Die Werke des koreanischen Illustrators Kim Jung Gi ist puristisch und opulent zugleich. Opulent sind die Motive: Pompöse Szenen mit vielen Menschen, Motorrädern, Autos – bis hin zu den Motorblöcken ultra-detailliert gezeichnet. Puristisch dagegen die Entstehung: Tinte auf Papier, aus dem Gedächtnis gemalt.
In Arbeiten, die Anfang Oktober erschienen, spiegelt sich dieser Stil wieder. Sie zeigen Autorennen, Straßenszenen in einer Stadt ähnlich Paris, Kampfhandlungen. Diese Bilder aber stammen von einer künstlichen Intelligenz: Jemand hatte dem System mit beigebracht, Bilder im Stil des Künstlers zu generieren, und dieses System dann im Netz veröffentlicht.

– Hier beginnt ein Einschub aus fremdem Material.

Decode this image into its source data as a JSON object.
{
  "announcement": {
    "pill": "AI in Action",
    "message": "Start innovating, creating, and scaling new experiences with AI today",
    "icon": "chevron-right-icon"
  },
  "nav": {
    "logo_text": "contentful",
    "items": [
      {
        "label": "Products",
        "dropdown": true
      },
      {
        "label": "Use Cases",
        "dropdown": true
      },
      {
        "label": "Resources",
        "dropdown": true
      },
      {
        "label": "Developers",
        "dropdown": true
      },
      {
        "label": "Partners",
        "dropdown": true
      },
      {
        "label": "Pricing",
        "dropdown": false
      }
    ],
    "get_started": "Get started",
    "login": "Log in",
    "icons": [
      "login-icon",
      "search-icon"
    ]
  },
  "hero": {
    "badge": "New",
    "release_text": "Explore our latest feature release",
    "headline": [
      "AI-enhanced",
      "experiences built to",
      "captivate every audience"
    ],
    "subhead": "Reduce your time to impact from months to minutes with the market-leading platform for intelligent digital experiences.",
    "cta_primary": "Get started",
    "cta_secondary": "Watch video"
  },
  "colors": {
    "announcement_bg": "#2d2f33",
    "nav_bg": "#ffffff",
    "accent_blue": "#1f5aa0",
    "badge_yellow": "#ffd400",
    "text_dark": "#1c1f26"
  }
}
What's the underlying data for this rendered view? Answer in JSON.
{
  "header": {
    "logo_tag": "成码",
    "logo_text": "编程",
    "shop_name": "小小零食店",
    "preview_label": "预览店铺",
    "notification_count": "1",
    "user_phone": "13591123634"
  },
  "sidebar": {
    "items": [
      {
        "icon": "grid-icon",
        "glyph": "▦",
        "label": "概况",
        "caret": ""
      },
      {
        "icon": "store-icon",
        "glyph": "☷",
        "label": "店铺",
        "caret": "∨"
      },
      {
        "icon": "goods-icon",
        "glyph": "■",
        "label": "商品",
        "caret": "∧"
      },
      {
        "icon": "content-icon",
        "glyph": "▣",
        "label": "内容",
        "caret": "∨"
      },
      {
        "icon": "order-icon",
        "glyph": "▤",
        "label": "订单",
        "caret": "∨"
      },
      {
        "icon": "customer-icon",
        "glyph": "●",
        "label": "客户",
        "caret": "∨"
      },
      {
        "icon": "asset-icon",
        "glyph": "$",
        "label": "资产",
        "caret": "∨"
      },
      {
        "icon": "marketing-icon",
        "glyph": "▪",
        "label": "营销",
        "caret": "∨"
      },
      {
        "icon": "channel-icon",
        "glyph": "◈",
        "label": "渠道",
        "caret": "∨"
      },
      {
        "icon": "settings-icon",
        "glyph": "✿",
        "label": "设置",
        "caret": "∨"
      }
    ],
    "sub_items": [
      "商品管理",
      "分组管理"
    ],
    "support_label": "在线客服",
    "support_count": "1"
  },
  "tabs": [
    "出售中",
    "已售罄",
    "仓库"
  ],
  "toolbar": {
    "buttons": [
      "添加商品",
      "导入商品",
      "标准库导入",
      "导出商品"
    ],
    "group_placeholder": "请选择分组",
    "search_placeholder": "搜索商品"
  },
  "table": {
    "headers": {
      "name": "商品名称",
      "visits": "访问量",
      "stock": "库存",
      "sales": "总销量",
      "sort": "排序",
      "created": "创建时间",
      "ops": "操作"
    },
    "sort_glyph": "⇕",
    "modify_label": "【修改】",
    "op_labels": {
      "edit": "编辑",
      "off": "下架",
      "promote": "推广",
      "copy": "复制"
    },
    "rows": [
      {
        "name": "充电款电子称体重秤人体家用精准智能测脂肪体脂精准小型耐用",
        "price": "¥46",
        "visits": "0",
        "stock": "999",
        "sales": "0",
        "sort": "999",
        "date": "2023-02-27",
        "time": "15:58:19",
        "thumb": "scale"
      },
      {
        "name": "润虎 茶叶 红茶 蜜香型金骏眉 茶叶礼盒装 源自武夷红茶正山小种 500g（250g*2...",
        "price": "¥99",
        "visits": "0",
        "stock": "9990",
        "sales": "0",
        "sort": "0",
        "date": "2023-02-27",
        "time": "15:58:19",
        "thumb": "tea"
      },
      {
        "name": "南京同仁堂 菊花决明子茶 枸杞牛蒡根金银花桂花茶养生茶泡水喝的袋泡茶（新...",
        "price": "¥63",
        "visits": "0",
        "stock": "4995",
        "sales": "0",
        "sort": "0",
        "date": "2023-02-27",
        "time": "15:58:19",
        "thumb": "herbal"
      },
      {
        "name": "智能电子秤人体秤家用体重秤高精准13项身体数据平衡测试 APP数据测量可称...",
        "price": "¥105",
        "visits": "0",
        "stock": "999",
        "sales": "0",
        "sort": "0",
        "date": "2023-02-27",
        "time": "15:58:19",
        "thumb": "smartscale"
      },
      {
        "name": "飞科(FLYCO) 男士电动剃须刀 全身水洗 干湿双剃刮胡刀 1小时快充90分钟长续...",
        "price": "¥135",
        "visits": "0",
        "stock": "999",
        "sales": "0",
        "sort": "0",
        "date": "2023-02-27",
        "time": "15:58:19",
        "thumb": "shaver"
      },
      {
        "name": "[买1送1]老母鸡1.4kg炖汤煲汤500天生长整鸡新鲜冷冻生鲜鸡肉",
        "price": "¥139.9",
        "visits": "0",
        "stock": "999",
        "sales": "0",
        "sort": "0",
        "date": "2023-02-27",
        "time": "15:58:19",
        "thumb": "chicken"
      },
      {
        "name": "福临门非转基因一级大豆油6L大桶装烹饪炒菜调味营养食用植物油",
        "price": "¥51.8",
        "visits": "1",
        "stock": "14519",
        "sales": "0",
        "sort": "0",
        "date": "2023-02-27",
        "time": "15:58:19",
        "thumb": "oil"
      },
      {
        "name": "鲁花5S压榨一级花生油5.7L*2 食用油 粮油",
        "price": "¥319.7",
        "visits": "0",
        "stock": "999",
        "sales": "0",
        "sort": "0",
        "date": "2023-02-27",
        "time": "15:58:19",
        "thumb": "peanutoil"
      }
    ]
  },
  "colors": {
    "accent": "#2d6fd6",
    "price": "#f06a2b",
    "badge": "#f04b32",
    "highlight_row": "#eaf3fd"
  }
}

Stil von Künstlerinnen ungefragt kopieren
Was Kim Jung Gi selbst dazu sagte? Nichts. Er war ein paar Tage zuvor gestorben. “Die Künstler-Community hat den Macher dieses Systems angefleht, es zu löschen. Diese ganze Sache fühlt sich falsch an: Sie haben Kim Jung Gis Arbeiten ohne die Zustimmung von ihm oder seiner Familie genommen und daraus etwas Verstörendes gemacht. Es wirkt fast, als würden sie einen Toten auferstehen lassen – entsetzlich“, so erinnert sich die Künstlerin Karla Ortiz aus San Francisco.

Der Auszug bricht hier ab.